The PMI’s dip below 50 — a signal that the manufacturing economy is contracting — was the first since early 2016.
The news sent the Dow Jones Industrial Average, already struggling with the weekend complications of the trade war, down more than 400 points Tuesday before a partial recovery reduced the loss to 336 points, or 1.3 percent, around midday.
On Sunday, the Trump administration began collecting 15 percent tariffs on more than $125 billion in Chinese imports, while China imposed new charges on US products.
China stepped up the trade war Monday by filing a complaint over US import duties to the World Trade Organization, claiming the most recent round of tariffs violated a consensus reached by both countries in Osaka, Japan.
Early Tuesday, the president attempted to apply even more pressure on China to cut a trade deal before the 2020 election.
“While I am sure they would love to be dealing with a new administration so they could continue their practice of ‘ripoff USA’($600 B/year), 16 months PLUS is a long time to be hemorrhaging jobs,” he tweeted.
Trump then addressed what would happen to China should he win a second term. “Deal would get MUCH TOUGHER! In the meantime, China’s Supply Chain will crumble and businesses, jobs and money will be gone!”

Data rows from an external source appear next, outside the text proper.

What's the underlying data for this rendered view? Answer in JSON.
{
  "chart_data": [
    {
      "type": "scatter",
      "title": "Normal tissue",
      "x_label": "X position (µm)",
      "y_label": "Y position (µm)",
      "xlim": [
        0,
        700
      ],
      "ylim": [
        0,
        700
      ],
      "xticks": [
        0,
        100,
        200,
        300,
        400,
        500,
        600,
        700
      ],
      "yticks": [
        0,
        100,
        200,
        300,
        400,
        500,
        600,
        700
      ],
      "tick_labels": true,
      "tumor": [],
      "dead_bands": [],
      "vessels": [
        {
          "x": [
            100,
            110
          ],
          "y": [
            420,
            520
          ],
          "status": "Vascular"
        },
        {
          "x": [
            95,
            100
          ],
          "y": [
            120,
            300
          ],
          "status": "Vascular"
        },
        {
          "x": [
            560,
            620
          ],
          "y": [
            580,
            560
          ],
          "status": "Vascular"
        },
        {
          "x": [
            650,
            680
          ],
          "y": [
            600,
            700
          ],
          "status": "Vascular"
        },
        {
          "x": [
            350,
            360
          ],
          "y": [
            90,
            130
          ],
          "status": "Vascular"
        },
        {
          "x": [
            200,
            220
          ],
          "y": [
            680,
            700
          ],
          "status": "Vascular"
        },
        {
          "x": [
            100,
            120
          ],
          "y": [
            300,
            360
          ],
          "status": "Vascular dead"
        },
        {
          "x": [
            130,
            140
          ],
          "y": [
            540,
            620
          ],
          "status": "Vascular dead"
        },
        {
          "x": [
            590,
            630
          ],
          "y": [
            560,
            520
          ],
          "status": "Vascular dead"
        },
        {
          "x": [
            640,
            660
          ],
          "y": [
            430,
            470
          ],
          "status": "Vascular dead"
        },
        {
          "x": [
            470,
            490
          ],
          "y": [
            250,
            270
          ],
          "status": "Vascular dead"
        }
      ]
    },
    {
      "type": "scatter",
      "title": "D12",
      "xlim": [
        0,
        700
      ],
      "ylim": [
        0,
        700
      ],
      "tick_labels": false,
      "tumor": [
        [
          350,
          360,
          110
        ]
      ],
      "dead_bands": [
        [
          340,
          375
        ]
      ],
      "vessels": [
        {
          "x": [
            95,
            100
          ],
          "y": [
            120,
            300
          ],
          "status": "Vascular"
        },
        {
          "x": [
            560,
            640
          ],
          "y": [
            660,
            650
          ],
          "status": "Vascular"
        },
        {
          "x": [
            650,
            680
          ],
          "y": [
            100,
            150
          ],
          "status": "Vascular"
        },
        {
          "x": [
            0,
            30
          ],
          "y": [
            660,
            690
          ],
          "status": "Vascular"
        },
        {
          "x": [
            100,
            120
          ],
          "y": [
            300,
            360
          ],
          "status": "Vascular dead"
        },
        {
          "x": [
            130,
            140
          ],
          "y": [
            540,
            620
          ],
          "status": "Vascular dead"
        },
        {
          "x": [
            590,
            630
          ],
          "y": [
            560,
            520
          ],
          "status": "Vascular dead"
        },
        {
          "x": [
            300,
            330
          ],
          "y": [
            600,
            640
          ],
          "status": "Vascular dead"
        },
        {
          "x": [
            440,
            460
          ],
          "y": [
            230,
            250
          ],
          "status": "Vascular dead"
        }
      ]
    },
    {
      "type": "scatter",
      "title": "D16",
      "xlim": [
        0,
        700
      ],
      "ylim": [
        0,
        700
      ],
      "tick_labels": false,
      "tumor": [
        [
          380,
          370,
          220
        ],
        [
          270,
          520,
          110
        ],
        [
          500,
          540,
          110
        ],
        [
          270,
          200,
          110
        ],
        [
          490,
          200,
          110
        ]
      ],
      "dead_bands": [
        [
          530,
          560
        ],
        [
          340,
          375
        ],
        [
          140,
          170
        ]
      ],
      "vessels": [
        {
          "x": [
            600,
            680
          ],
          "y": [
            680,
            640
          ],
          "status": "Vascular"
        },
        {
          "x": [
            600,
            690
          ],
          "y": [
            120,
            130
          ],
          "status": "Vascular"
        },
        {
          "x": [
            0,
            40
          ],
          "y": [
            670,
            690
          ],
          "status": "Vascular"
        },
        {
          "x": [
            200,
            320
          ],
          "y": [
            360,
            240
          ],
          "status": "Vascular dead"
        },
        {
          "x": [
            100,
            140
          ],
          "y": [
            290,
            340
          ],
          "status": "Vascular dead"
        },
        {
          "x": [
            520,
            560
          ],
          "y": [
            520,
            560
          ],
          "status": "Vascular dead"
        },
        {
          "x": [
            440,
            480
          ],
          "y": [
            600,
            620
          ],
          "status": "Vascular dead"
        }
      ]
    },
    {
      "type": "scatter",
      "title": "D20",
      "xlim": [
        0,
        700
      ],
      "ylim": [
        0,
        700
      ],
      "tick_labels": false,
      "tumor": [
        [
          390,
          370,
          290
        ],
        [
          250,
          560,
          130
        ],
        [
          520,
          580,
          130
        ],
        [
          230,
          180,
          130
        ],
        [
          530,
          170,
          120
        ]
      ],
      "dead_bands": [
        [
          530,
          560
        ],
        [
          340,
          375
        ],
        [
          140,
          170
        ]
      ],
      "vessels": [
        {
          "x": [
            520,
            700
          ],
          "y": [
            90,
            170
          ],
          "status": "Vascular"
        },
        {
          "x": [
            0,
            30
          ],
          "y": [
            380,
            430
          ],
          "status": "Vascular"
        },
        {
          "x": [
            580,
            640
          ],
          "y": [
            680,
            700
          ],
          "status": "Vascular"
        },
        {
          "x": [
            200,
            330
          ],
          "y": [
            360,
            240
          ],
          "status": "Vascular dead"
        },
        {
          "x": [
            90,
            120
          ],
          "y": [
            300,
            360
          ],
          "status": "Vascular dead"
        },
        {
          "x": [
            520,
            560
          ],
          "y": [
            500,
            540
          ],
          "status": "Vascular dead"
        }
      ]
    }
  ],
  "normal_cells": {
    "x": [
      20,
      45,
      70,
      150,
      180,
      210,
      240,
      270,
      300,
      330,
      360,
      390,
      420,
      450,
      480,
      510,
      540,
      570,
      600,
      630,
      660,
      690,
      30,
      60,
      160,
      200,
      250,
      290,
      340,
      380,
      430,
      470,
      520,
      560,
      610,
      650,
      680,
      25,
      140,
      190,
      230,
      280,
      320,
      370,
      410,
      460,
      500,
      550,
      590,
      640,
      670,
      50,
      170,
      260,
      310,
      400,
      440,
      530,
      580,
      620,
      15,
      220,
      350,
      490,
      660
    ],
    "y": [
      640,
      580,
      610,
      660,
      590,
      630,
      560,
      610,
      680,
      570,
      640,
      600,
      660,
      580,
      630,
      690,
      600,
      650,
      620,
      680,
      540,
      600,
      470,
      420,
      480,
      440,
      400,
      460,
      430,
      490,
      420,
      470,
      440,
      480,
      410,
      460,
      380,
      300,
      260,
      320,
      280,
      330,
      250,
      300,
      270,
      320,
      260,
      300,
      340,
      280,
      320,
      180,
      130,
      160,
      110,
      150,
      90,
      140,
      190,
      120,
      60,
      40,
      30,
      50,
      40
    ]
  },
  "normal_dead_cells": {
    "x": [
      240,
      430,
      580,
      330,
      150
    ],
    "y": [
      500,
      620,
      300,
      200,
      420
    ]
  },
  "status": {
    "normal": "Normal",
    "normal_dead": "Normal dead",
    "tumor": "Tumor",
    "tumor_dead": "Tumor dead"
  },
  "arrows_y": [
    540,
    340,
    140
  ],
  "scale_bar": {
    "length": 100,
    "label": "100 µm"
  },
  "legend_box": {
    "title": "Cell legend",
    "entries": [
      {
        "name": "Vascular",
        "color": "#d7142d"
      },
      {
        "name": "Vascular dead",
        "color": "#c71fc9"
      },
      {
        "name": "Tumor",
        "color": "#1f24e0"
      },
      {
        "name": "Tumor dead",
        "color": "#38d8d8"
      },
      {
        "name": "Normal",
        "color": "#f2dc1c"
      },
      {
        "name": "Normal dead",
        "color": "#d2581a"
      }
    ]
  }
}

Trade-sensitive stocks took the biggest hits, with Caterpillar declining 2.7 percent in midday trading, while United Parcel Service was off 2.0 percent and Apple fell 2.0 percent.
Boeing Co. shares weighed the most on the Dow, falling 3.5 percent after United Airlines and American Airlines announced the cancellation of their 737 MAX flights would be extended through December.
The troubled outlook pushed the Fed funds futures market to price in more of a rate cut — 25 basis points to 50 basis points, said Quincy Krosby, chief market strategist at Prudential Financial.
The flight from equities sent investors to safer assets, with the price of gold up 1.2 percent and rising demand for 10-year Treasury notes sending their yield to its lowest level since July 2016.
The British pound, meanwhile, sank to its lowest level in 34 years after Prime Minister Boris Johnson told lawmakers not to thwart his plans for quitting the European Unionwith or without a deal on Oct. 31.